なに色が好き?

オレンジ色のTシャツの背中にデカデカと極彩色で不気味な雰囲気のなにかのキャラクターが描かれ、俺に向かってウィンクしてきているのだ。そのせいで、塾の授業中だというのに、講師の話に集中できない。
一体、この派手な柄のシャツはなんなんだ?
学校でも塾でも同じクラスの茶谷が、こんなの着てるのを見かけたことなんて、今まで一度もなかったのに。
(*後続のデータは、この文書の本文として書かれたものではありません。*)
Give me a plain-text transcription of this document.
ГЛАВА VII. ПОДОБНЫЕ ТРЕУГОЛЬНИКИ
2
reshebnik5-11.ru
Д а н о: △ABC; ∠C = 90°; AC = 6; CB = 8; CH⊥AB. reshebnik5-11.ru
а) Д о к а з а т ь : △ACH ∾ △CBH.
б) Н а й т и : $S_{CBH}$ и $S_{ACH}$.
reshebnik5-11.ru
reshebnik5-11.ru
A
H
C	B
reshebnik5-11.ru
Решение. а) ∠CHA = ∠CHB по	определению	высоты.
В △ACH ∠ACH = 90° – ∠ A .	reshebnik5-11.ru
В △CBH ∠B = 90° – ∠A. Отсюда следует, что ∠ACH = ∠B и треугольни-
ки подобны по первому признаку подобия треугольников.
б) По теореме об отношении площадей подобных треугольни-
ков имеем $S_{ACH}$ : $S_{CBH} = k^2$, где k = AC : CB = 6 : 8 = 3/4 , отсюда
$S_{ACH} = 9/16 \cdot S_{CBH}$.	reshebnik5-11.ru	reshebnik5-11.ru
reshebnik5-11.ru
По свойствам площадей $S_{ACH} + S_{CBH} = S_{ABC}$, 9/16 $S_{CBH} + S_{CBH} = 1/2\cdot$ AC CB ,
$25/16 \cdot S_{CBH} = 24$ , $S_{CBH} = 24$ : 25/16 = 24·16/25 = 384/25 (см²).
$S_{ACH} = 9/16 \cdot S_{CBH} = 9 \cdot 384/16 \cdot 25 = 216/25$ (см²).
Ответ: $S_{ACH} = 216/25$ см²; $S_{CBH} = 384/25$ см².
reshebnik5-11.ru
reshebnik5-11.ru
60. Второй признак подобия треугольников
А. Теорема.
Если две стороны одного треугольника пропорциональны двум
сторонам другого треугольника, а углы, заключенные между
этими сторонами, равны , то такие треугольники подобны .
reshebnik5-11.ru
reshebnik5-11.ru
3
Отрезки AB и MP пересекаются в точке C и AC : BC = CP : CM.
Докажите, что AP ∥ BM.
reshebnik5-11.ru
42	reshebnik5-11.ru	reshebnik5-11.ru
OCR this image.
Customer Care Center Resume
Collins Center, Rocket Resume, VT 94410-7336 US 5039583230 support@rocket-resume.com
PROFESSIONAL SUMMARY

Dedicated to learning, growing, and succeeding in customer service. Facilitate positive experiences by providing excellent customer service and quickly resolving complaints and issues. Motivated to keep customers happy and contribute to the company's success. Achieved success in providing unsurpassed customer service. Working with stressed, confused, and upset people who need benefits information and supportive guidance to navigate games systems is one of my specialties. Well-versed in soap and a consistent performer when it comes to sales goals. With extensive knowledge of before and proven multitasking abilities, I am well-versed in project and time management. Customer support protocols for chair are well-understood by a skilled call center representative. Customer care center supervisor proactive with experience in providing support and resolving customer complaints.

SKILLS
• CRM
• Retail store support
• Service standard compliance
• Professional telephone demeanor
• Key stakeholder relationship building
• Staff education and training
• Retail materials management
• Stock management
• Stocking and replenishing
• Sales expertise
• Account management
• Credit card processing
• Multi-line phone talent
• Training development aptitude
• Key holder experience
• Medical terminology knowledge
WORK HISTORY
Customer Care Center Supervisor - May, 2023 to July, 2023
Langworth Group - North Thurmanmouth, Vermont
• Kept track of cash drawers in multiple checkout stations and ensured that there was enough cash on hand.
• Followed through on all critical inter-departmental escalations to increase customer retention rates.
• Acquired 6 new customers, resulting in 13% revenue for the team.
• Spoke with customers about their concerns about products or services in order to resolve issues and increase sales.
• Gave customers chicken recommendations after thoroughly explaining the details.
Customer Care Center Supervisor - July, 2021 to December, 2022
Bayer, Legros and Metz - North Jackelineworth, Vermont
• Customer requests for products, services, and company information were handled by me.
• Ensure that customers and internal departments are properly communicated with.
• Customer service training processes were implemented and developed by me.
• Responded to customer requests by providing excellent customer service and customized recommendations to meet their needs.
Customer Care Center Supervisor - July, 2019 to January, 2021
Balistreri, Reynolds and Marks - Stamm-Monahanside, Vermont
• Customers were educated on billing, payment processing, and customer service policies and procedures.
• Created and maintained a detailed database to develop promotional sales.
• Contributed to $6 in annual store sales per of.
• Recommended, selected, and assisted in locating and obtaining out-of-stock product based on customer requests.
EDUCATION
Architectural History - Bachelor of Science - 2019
授業が終わり、十分間の休憩時間。周りの席の奴らがジュースなどを買いに部屋を出ていった間に、茶谷のうなじあたりをシャーペンで突いてみた。
「いてぇよ! なんだよ、白石?」
「なにそのシャツ?」
単刀直入に尋ねる俺に、あきらめたようなため息ひとつ。
「気にするな。こっちにもいろいろ事情があるから」
そうは言っても、俺に向かって気持ち悪いウィンクをし続けるヤツが目の前にいることに変わりないわけで。
大体、茶谷自身、格好をつけて言っているが、かなりかまってちゃんな性格。茶谷の言うことを真に受けて、これ以上問いたださないでいると、逆にすねるのは分かりきっている。面倒くさいヤツなのだ。だから、
「事情? どんな?」
やはり、相好を崩して、しゃべり始めるのだった。
って、本当は言いたくてウズウズしてたんじゃねぇか。
「今日、あず姉が第一志望の会社の面接に行ってるんだよ」

「ああ、あずささん」
「そそ。で、今日のあず姉のラッキーカラーとラッキーアイテムが、オレンジでこのキャラのついたアイテム」
「ゲン担ぎってやつか。ん? でも、あずささんのラッキーアイテムなら、お前が着てたら意味ないんでね?」
「バカだな。こんな派手なの、面接のときに着て行けるわけないだろ」
「確かに・・・・・・」
「だから、俺が代わりに着てろってさ」
悲しそうな顔でそんなことをつぶやくのだが、口元緩んでるし、眼尻も垂れてる。こいつ、結構ノリノリでやんの。